Chickens Help Parishioners Achieve Their Eco Goals

Rescue chickens get a second chance at happiness

Chickens Help Parishioners Achieve Their Eco Goals

The Wylde Green United Reformed Church in Sutton Coldfield, Birmingham, England, adopted chickens in 2021 as part of a commitment to enhance and protect the environment, and care for creation.

It’s part of a project to revitalise a field at the back of the church, where they’ve done a lot of native planting to attract pollinating insects. They also use green energy where possible, held an eco-fair, and have a lot of plans for the future of the site as a community resource. They’ve made eco-friendly adjustments to their buildings and land and achieved the minimum standard to receive a Bronze Eco-Church Award.

Money for the project was raised through a church service for pets, where people brought their cats, dogs, and even stick insects!

Why they adopted hens

Reverend Chris Dowd explains why they decided to adopt hens. “I’d had chickens from the British Hen Welfare (BHWT) Trust personally in the past. I was interested in it for our Eco-Church project.

“I realised that the BHWT didn’t rehome chickens in the Birmingham area, so I had a conversation with them about this and offered to be a host site. This meant they would be able to rehome chickens from our church.

“The Trust collects egg-laying hens from poultry farms at the end of their commercial lives, and brings them to our church for collection by their new owners. They’re only there for a day, then they go to their new homes.

“So far we’ve rehomed a couple of hundred hens. We had to stop due to the bird flu outbreak, which was frustrating. But one day a month, usually on Sunday afternoons, we accept the hens and pass them over to their new adopters.

“It’s a practical way of doing something for the community. It shows what we believe, while we’re doing good things. It’s a way we can reach out and convince people to take an interest in the church.

“We also have six pet hens at the Manse. It’s lovely keeping our own hens. They’ve never experienced kindness, but suddenly they become pets, and their little personalities come out. They come running up to see us and one of ours likes being picked up and scratched. It’s lovely to see commodity animals becoming beloved pets.”

People travel from all over the region to adopt hens

Chris is looking forward to doing more hen rehomings and moving their eco-agenda forward. He wants to create more usable community spaces to bring people together and celebrate the natural environment.

“Birmingham is quite big, so people come from all over the West Midlands to adopt their hens. Our large field behind the church has been laid fallow for ten years. Our aim is to revitalise it, first with wildflower planting, then with chicken rehoming, and finally, with community activities.
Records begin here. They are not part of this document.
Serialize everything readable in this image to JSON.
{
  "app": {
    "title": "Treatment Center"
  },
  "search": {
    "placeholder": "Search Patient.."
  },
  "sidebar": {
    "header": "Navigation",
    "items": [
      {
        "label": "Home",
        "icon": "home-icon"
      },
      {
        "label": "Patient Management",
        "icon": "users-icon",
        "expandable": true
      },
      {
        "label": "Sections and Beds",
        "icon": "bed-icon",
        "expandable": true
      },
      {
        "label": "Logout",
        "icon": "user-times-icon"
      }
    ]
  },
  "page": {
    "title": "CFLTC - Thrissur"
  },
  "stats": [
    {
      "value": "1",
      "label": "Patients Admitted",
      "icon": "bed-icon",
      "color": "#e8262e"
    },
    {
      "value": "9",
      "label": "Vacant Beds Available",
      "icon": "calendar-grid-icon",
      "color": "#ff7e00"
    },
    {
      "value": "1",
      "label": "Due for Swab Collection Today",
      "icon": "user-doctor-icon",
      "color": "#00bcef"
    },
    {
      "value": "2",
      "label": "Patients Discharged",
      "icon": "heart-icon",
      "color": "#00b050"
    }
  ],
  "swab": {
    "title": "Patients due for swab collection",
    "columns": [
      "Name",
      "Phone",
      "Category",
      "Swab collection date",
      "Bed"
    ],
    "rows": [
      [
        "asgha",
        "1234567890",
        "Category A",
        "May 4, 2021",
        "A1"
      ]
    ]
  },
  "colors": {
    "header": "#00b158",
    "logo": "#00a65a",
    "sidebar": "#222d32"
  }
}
“Over the past two years, it’s been difficult to do everything we’d hoped because of the pandemic. But as we come out of the pandemic, hopefully we’ll get the field used more. We’ve got two tennis courts in bad condition, not usable. We hope to put astro-turf down and use them as a multi-purpose games area.

“We’d like to open up one court for mums and kids to play on during the day. We’ve had community events, carols, fireworks and we had a bonfire over Christmas. It was really fun. I’d never seen most of the people who came to the Christmas event, so it was a great outreach activity, bringing new people to the church.”

The Eco-Church Award

The Eco-Church Award program is an environmental stewardship scheme run by A Rocha, an international network of environmental organizations with a Christian ethos.

“To get our award, we were judged by how well we’re doing on a range of environmental areas,” Chris says. “In a big old Victorian barn like ours, the windows rattle. It’s hard to meet the heat efficiency targets, but we’ve got a fair trade shop, an eco-group, and we had an eco-fair with three or four thousand attendees last year. There were lots of stalls and talks about eco-living.

“We need to be celebrating this amazing earth and we need to look after it. It’s a moral issue to change our lives so future generations don’t have to pay the price for our failure to look after the planet.”

Rehoming hens is a delight

Chris and the team get a lot of satisfaction from rehoming hens. “It’s lovely to be able to help people connect with animals. Kids get excited about collecting their chickens and you know they’re going to be loved and looked after. The alternative is that they end up as pet food.

“My parents grew beef cattle in Australia, so I’m familiar with animal farming as a way of life. But the factory farming industry upsets me. The animals have very poor lives before we rehome them. It’s lovely to do something positive. The eggs are much nicer, and if you get carried away and adopt too many chickens, you end up eating a lot of omlettes!”